|
|
|
=======================================================================
CUBIC -- Conservative continUous Block with high Information Content
CUBIC Optimized 1.0 (06/15/2004)
Copyright (C) 2004 CSBL/University of Georgia
All Rights Reserved
=======================================================================
1. Introduction
Cubic is a tool developed by the Computational Systems Biology Laboratory
at the University of Georgia to be used for protein binding site prediction.
Cubic was originally developed by Dr. Victor Olman and then was further
developed and optimized (upto 10 times speedup on single-CPU machines) by
Dr. Jizhu Lu. Cubic accepts up-stream sequences and a few other parameters as
input and generates a set of binding sites and their statistical significance
as output. Please read the "LICENSE" file carefully before you use this program.
2. Usage
The basic form of the command line to run cubic is "cubic [-options]".
Available options are:
-h : help; print brief help on version and usage
-i : input file in fasta format (default standard input)

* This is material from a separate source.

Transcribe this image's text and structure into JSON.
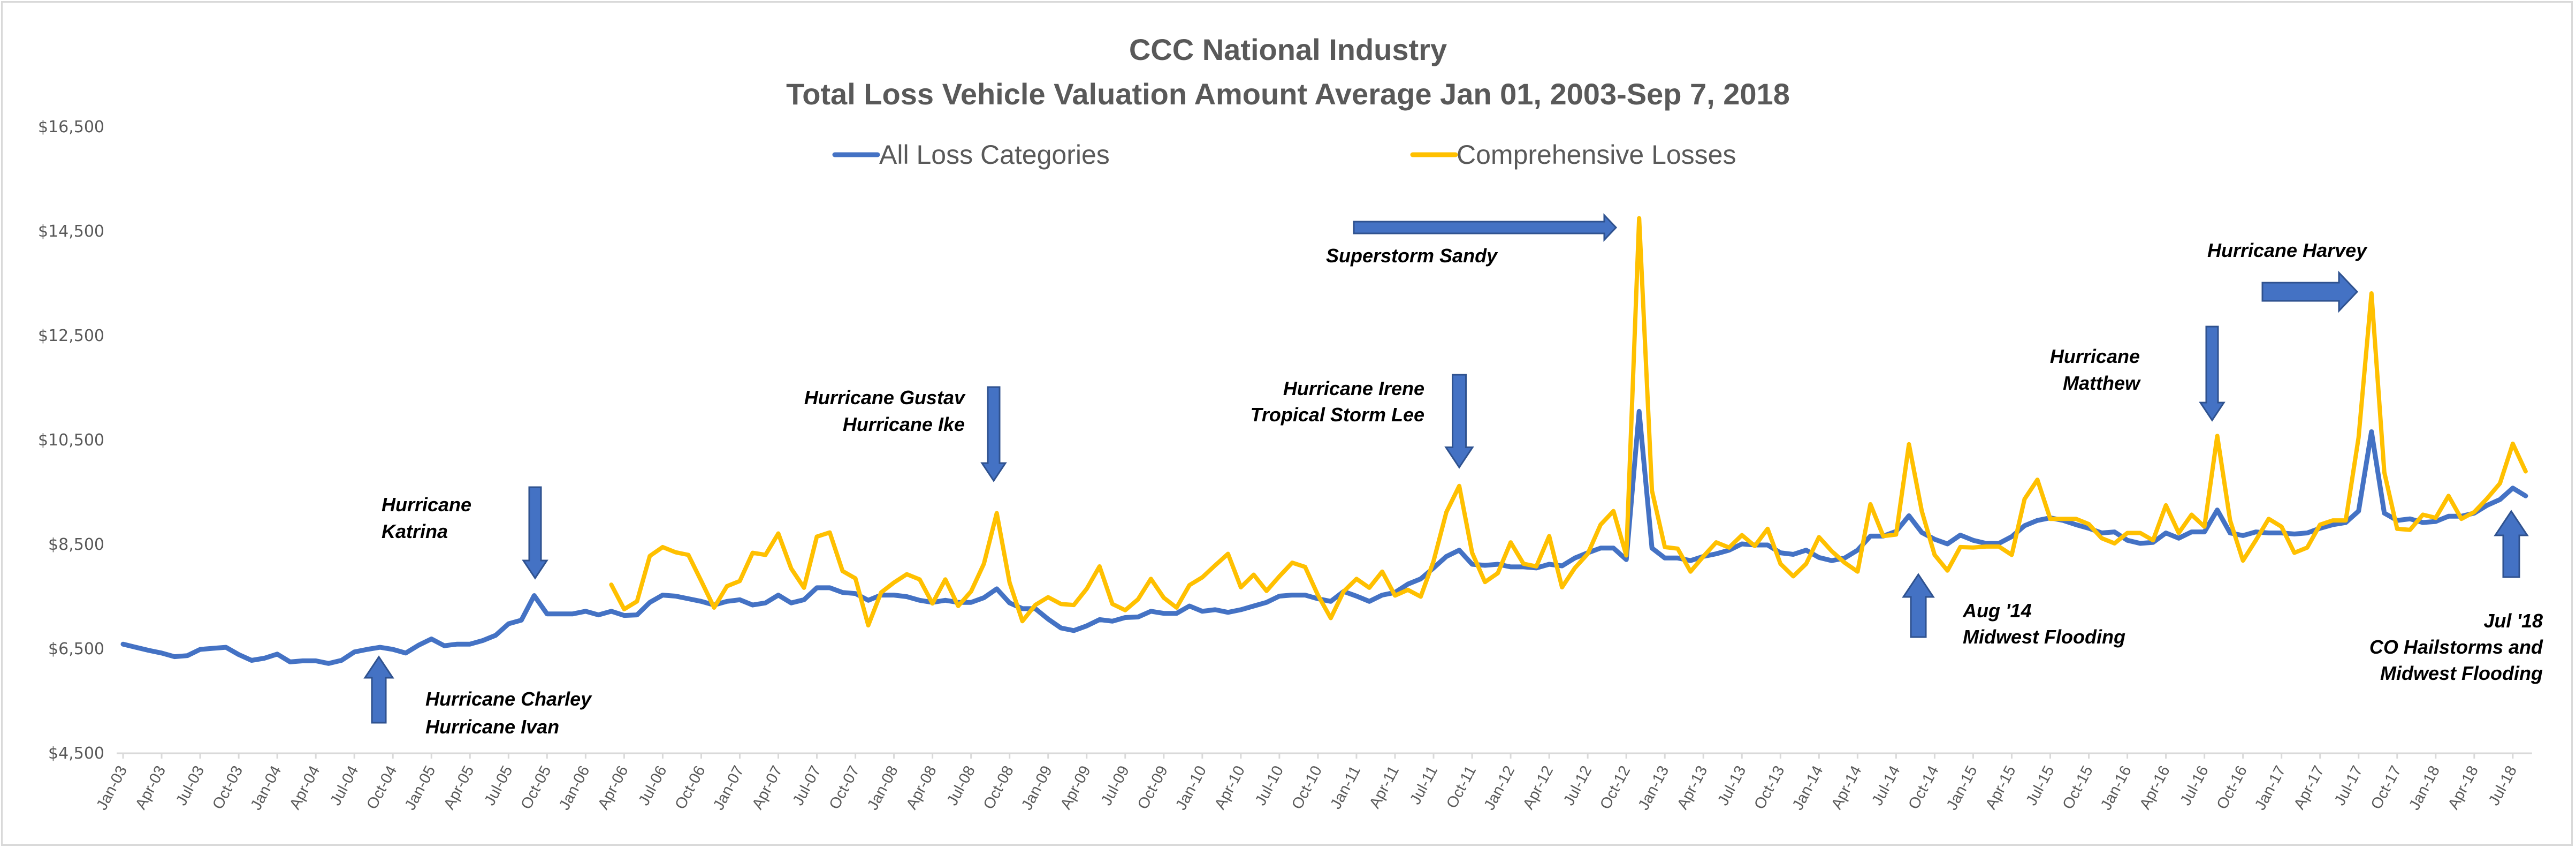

-o : output file with motifs found (default standard output)
-p : output file with results for MST (default standard output)
-w : the length of a motif (default 10)
-m : the mandatory number of sequences expected to have motifs
(default 10)
-l : the length of the information rich left part of a motif
(default 10)
-g : the length of the gap following the information rich left part
of the motif (default 0)
-b : the number of the best consensus motifs to be found (default 3)
-a : the number of additional sequences to have motifs (default 3)
--Ind : to output index of sequences instead of annotation line by
default
3. Explanation of the output
Cubic program could generate two output files: one is an output file with
motifs found and the other is an output file with the results for MST.
(1) Here is an example of the former output file and the explanation:
Candidates_# Profile_Volume Motif_Length Seqs Added BS_structure
2 10 12 109 2 B B B B B B n n B B B B
Consensus=ATTTTTnnAAAA Score= 81.9477 Palindromicity=4 p_value= 6.350228E-02
for 7 first BS ratio=1.131336E+00 coverage=10
Explanation: The information is explained by itself.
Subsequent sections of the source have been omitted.